Paraná Extra

A Justiça e as tragédias no Brasil

Claudio Henrique de Castro

A regra é que as tragédias no Brasil fiquem impunes e as vítimas não recebam indenizações, e quando recebem são de pequena monta.

A exceção é que os culpados sejam punidos e as vítimas indenizadas de forma justa.

Vamos a alguns exemplos, dentre muitos outros:

1961 – Incêndio num Circo – RJ, 503 mortos e 1000 feridos;

1974 – Incêndio Edifício Joelma – 180 mortos;

1982 – Acidente aéreo – Serra da Aratanha – 137 mortos;

1984 – Incêndio Vila Socó – 93 mortos;

1987 – Césio 137 – Goiânia – 4 mortos, centenas que desenvolveram câncer;

1988 – Naufrágio do Bateau Mouche – 55 mortos;

1996 – Acidente aéreo – Legacy e Boeing – 154 mortos;

2000 – Vazamentos óleo na Baía de Guanabara – RJ (1,3 milhões de litros de óleo cru);

2000 – RJ e Araucária – PR (25 mil barris no meio ambiente);

2001 – Incêndio Canecão – MG, 7 mortos e 197 feridos;

2003 – Barragem de Cataguases – 50 milhões de prejuízos;

2007 – Barragem do Miraí – 2 milhões de litros de rejeitos de minério;

2007 – Acidente aéreo – 199 mortos;

2011 – Vazamento bacia de Campos – RJ – 3 mil barris de petróleo no mar;

2013 – Incêndio Boate Kiss – 242 mortos;

2015 – Incêndio Ultracargo – Santos – RJ, poluição ambiental de 9 ton. de peixes e 15 em extinção;

2015 – Rompimento da Barragem de Mariana – 19 mortos – 62 milhões de metros cúbicos de rejeitos – o maior desastre ambiental registrado no Brasil, 700 km de danos;

2018 – Vazamento de petróleo no Rio Negro – Amazonas, 1,8 mil litros de óleo;

2019 – Rompimento da Barragem de Brumadinho – centenas de mortos e desaparecidos e 125 hectares devastados, prejuízos ainda em cálculo;

2019 – Incêndio no CT do Flamengo, 10 adolescentes mortos e 3 feridos;

2019 – Das 24 mil barragens no Brasil, 3.543 estão na categoria de Risco e 5.459 com Alto Risco de Dano Potencial Associado;

Dos desastres acima, a grande parte não teve suas indenizações pagas às vítimas ou às famílias remanescentes. E os culpados não foram condenados e provavelmente, não o serão.

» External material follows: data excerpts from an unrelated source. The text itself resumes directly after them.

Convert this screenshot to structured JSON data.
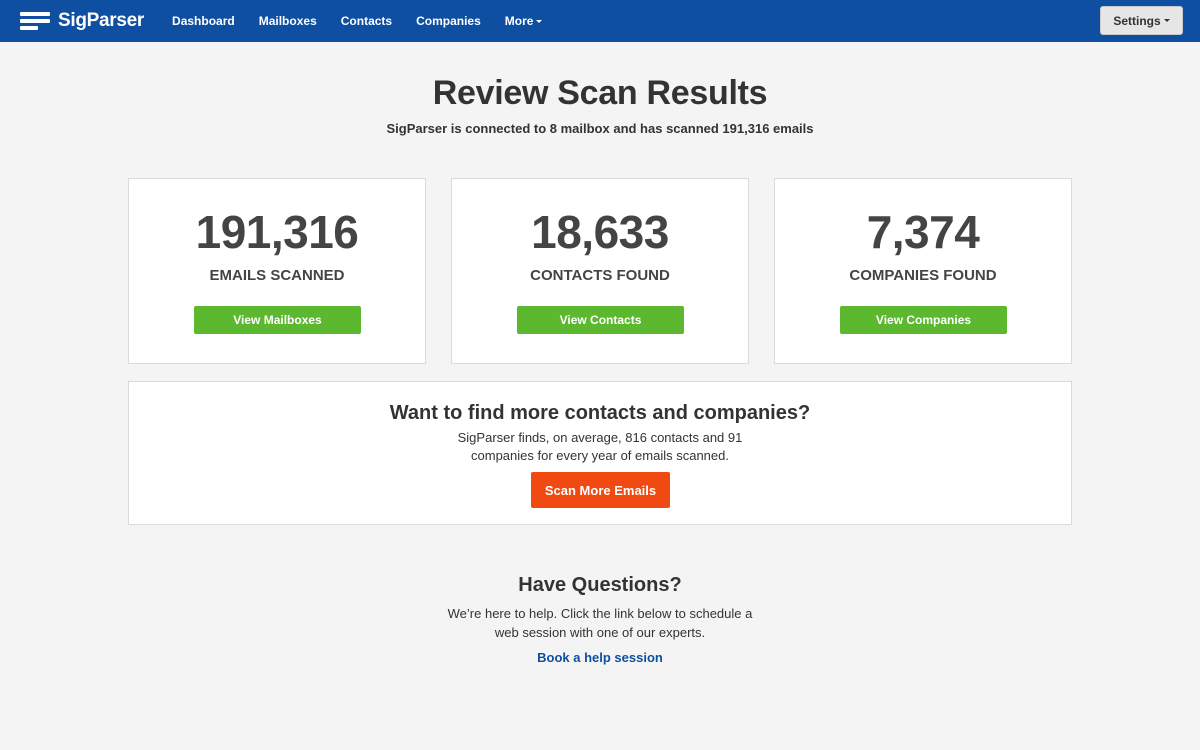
{
  "navbar": {
    "brand": "SigParser",
    "links": [
      "Dashboard",
      "Mailboxes",
      "Contacts",
      "Companies"
    ],
    "more_label": "More",
    "settings_label": "Settings"
  },
  "header": {
    "title": "Review Scan Results",
    "subtitle": "SigParser is connected to 8 mailbox and has scanned 191,316 emails"
  },
  "stats": [
    {
      "number": "191,316",
      "label": "EMAILS SCANNED",
      "button": "View Mailboxes"
    },
    {
      "number": "18,633",
      "label": "CONTACTS FOUND",
      "button": "View Contacts"
    },
    {
      "number": "7,374",
      "label": "COMPANIES FOUND",
      "button": "View Companies"
    }
  ],
  "more": {
    "title": "Want to find more contacts and companies?",
    "line1": "SigParser finds, on average, 816 contacts and 91",
    "line2": "companies for every year of emails scanned.",
    "button": "Scan More Emails"
  },
  "questions": {
    "title": "Have Questions?",
    "line1": "We’re here to help. Click the link below to schedule a",
    "line2": "web session with one of our experts.",
    "link": "Book a help session"
  },
  "colors": {
    "navbar": "#0f4fa1",
    "green_button": "#5cb82e",
    "orange_button": "#f04a12",
    "link": "#0f4fa1"
  }
}
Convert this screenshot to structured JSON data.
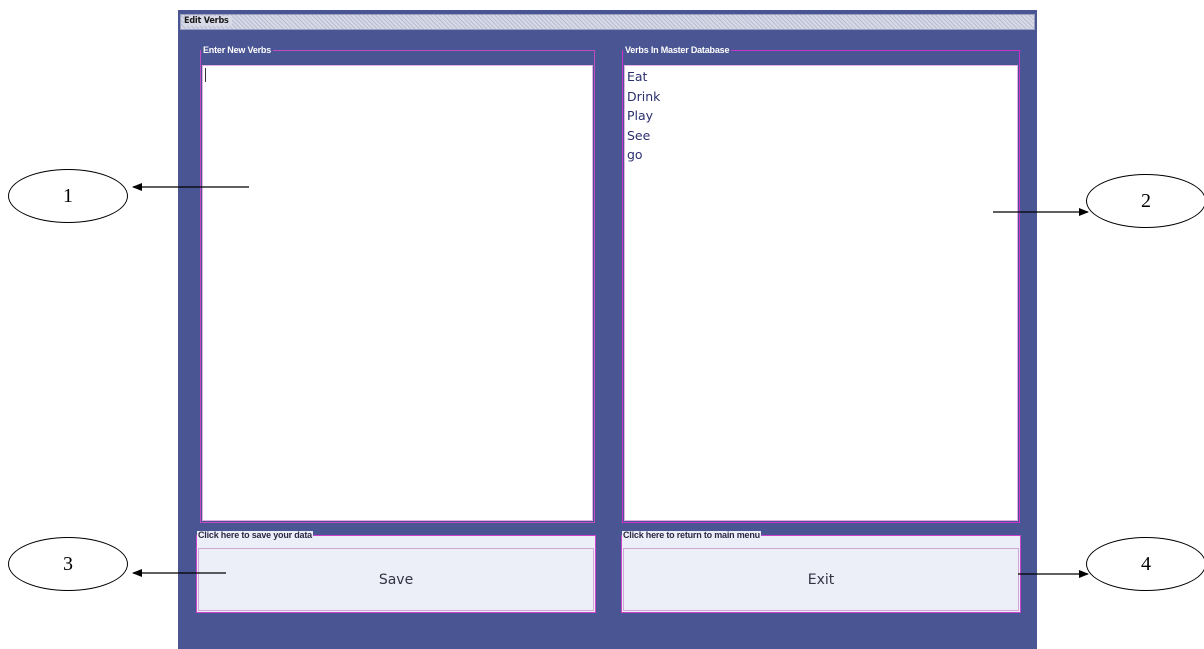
{
  "window": {
    "title": "Edit Verbs"
  },
  "left_panel": {
    "legend": "Enter New Verbs",
    "value": ""
  },
  "right_panel": {
    "legend": "Verbs In Master Database",
    "items": [
      "Eat",
      "Drink",
      "Play",
      "See",
      "go"
    ]
  },
  "save_section": {
    "legend": "Click here to save your data",
    "button_label": "Save"
  },
  "exit_section": {
    "legend": "Click here to return to main menu",
    "button_label": "Exit"
  },
  "callouts": [
    "1",
    "2",
    "3",
    "4"
  ],
  "colors": {
    "window_bg": "#4a5593",
    "panel_border": "#cc33cc",
    "title_bar": "#d7d9e6"
  }
}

Por exemplo, no naufrágio do Bateau Mouche (1988) houve uma única condenação do Iate Clube carioca, com apenas uma pena administrativa (55 mortos).

No caso do desastre aéreo entre o jato Legacy e um Boing (154 mortos – 1996), os pilotos encontram-se em solo americano e ainda nem foram notificados de uma pífia condenação de 3 anos, um mês e 10 dias.

A negligência, imprudência e imperícia são a regra na maior parte desses desastres, bem como, a larga impunidade penal e civil.

Precisamos pensar num novo modelo legal que puna de forma célere esses crimes, que são tratados no Brasil como acidentes.

A tônica é sempre a mesma, processos individuais, excesso de recursos e de instâncias, o prêmio da morosidade processual.

Resumo da ópera, as indenizações são baixíssimas e quando saem, demoram décadas, os culpados ficam impunes.

Não temos um modelo de ações coletivas em caso de desastres coletivos. Por exemplo a nomeação de um administrador judicial para gerir o montante de indenizações em desastres cuja culpa é notória. Não temos a inversão do ônus da prova, não há a facilitação do atendimento às vítimas e seus familiares, sequer para pagar os sepultamentos.

Não é apenas de uma nova lei que é urgente, mas de um Poder Judiciário ágil, comprometido e preocupado com as pessoas mais humildes que são a maioria das vítimas nestas tragédias.

Um Judiciário ávido por Justiça e não mais uma vítima institucional da morosidade processual e do emaranhado de expedientes recursais.

A grave omissão das autoridades públicas que tem o dever de fiscalizar somada a negligência, imprudência e imperícia das empresas privadas, criou o lucro fácil e a completa irresponsabilidade contratual.

Em conclusão, nos desastres coletivos, temos um arquipélago de empresas irresponsáveis, num mar de vítimas desamparadas.